Airsoft pistols reside in a category that is less weapon and more toy. They are readily available off the shelf or online for as little as $15 -- no background check necessary.
They are powered by compressed air with firepower ranging from a stinging thump to a slight skin puncture.
According to a law enforcement official, there was no evidence Montano owned a real firearm.
How did patrons react?
The July 23 theater shooting in Lafayette, Louisiana, and the trial of Aurora, Colorado, theater shooter James Holmes are still fresh on the public mind.
Montano's pepper spray, hatchet and deceptively real-looking gun sent patrons into a screaming panic.
"We all ran out of the theater," a 911 caller said.
Some notified police officers, who had responded to a nearby traffic accident. They dropped what they were doing and responded, police said. Other officers who were nearby, like Frith, also sped to the theater.

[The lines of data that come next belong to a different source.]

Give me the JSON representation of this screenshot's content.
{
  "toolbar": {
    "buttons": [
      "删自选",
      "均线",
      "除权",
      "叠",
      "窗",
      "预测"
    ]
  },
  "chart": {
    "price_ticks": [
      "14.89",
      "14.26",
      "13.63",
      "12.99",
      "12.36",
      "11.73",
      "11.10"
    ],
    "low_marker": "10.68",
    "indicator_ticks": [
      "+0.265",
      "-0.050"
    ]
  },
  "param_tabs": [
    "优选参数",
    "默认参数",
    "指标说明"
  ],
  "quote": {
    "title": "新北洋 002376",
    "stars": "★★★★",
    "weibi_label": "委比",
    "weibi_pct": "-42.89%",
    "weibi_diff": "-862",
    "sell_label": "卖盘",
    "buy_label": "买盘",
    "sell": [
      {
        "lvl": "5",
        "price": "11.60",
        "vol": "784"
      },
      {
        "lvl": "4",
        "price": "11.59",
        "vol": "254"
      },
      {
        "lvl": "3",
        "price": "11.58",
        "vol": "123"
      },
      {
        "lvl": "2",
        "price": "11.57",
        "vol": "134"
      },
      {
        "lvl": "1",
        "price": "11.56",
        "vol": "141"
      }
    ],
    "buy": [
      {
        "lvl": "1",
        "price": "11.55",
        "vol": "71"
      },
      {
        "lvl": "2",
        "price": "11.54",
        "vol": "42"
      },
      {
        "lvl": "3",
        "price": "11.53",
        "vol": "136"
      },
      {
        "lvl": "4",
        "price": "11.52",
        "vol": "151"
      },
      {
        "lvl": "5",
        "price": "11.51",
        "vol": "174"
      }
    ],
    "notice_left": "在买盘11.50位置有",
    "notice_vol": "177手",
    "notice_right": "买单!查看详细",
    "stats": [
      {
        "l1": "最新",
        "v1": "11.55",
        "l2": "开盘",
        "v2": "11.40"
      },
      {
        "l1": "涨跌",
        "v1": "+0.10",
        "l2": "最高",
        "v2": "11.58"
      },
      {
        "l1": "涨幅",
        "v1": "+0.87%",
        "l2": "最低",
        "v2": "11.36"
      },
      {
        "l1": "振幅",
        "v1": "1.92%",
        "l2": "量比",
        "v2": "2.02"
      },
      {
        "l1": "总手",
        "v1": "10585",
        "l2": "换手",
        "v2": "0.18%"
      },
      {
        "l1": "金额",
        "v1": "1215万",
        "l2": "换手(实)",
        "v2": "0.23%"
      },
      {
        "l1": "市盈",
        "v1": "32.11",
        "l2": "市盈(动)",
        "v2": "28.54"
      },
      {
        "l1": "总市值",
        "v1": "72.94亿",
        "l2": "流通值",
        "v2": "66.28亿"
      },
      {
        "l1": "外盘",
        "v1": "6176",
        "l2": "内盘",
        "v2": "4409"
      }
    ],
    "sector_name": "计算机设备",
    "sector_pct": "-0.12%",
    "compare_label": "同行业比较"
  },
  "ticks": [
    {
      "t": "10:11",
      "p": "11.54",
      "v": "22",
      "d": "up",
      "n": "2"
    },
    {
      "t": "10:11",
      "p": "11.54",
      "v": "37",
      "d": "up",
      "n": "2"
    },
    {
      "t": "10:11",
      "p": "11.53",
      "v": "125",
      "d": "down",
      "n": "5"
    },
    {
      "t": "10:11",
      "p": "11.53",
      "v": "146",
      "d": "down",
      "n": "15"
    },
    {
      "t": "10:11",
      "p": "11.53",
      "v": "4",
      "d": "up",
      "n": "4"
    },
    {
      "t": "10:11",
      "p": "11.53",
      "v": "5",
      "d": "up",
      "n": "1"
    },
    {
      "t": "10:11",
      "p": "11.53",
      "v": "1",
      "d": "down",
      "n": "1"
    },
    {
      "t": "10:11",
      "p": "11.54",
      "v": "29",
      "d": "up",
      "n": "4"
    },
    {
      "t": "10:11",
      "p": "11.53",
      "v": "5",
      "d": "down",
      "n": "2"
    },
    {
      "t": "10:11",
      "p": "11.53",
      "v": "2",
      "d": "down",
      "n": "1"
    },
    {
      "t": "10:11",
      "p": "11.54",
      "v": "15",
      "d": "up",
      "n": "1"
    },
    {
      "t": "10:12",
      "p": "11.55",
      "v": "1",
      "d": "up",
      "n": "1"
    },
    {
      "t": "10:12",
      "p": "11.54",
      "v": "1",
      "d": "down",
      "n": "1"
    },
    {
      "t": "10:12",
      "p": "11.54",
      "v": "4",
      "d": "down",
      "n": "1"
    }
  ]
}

The moviegoers' cries resonated through the walls into the neighboring theater, where Jessica Alarid sat next to Alex Roby. The two thought the patrons next door must be screaming at a scary movie scene.
Alarid got up to use the restroom and ran right into police entering the building with their guns drawn. They sent Alarid back to her seat.
"We took cover underneath the seats until they came for us," she said. They kept hearing screams then a gunshot. Alarid and Roby exchanged terrified looks.
"I still to this moment don't think it's real," Roby said. "It feels like a really bad dream."
Then officers came to get them, led them outside and told them to run away as fast as they could.
"I feel eternally grateful that we were able to be completely unharmed," he said. "We all got very lucky."
No one was seriously injured. The three people who were pepper sprayed were treated at the scene.